After Bob had left, Murphy watched the news until noon, he decided to have two hits of Bourbon to steady his nerves, then threw the rest of the bottle in his duffle bag, and walked out to his car. He pulled into the alley and closed the garage door behind him.
The first checkpoint was just at the end of his street. The soldiers seemed relaxed, listening to rock music on radio. They were thorough with his ID, but they didn’t even ask to look in his trunk. This gave Murphy a sense of confidence; a thought that he would make it through this day, after all, seemed reasonable.
The next three checkpoints were more of the same thing, relaxed, and easy. It seemed to Murphy that the further out of town he got, the further apart the checkpoints were, and the more thorough they became. Until about five miles south of the Dump Road, he came upon the biggest checkpoint he had gone through yet. Armed military persons waved him over to the side. He waited in line with the other travelers.
After several hours of creeping along the breakdown lane, he was motioned forward and asked for ID. The soldier glanced into his back seat.
“What’s with the sleeping bag?” Murphy explained the story about his parents again.
The soldier stepped back,
“Open the trunk, sir,” indicating Murphy to get out and pointing to the rear of his rifle barrel. Murphy obliged, and exited the car with his keys. He opened the trunk, and was asked about the food stores, and camping gear inside.
“Like I said… earlier,” he tried to reign in his fear, “I’m going to my parents’ home in Millville. They’re elderly and expecting me. I promised to help them get through this martial law thing. They have no one else to help them survive.
The Corporal considered Murphy’s story for a minute or two and asked him to stay put while he confirmed his ID and he headed to a makeshift checkpoint station. It was one of three brand new khaki wall tents, with satellite dishes, solar panels, and a wind turbine for power. Murphy was asked by another soldier to get back in his car until the corporal got back.
Time crawled by slowly like bad days passing, and Murphy waited for the Corporal to return.
The dialog in Murphy’s head was deafening. “Try not to look nervous. They know you are hiding something. Don’t look at them, stop fidgeting. Everything’s going to be okay. Damn it just let it go, if they get you, they get you. What are you going to do?”
Suddenly, Murphy felt relaxed. Once he realized it was out of his hands, and the adrenaline kicked in. It was as if he had foreseen all the possibilities and nothing more needed to be done.

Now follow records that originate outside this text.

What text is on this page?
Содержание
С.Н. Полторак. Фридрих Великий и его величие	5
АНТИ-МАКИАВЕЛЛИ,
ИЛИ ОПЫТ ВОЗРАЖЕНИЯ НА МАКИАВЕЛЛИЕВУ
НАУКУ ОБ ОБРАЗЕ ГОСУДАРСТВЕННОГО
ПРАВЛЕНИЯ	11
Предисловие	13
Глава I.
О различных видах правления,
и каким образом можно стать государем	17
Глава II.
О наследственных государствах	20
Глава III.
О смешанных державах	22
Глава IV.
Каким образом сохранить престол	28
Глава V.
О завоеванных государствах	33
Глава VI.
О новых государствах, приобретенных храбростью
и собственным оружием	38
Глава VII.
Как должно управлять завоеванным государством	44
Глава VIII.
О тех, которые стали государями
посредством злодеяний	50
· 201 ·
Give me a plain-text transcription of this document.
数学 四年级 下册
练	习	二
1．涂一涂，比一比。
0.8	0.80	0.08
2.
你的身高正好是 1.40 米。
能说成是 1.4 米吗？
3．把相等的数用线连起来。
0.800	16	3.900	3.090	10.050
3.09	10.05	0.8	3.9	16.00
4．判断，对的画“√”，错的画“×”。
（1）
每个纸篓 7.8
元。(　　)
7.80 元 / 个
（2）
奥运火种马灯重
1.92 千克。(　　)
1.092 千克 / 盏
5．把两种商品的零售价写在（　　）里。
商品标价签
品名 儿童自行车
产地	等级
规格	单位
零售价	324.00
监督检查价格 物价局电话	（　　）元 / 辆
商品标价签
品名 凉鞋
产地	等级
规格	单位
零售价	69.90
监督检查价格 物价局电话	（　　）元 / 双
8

The corporal appeared at his car door again,
“One more thing, Mr. Murphy, we ask, that you head directly to your parents’ home in Millville, and do not, under any circumstances, leave this road that you are on now. Have a nice day, sir.”
He handed the ID back to Murphy, backed away and waved Murphy on to the road.
Could it be? Did he pull it off? He couldn’t wait to tell Bob about how great he was at the checkpoints. He smiled to himself and pulled away. Murphy was now on his way to meet Bob, and hopefully, ride this nightmare out in the cabin in the woods.
Murphy tried to contain himself as he drove by the tents. He made it. The excitement grew in him as he watched the checkpoint fade away behind him growing smaller and smaller in his rear-view mirror, until he couldn’t contain it any longer, and let out a deafening whoop, which came from someone other than that corporate accountant he was just a few weeks before.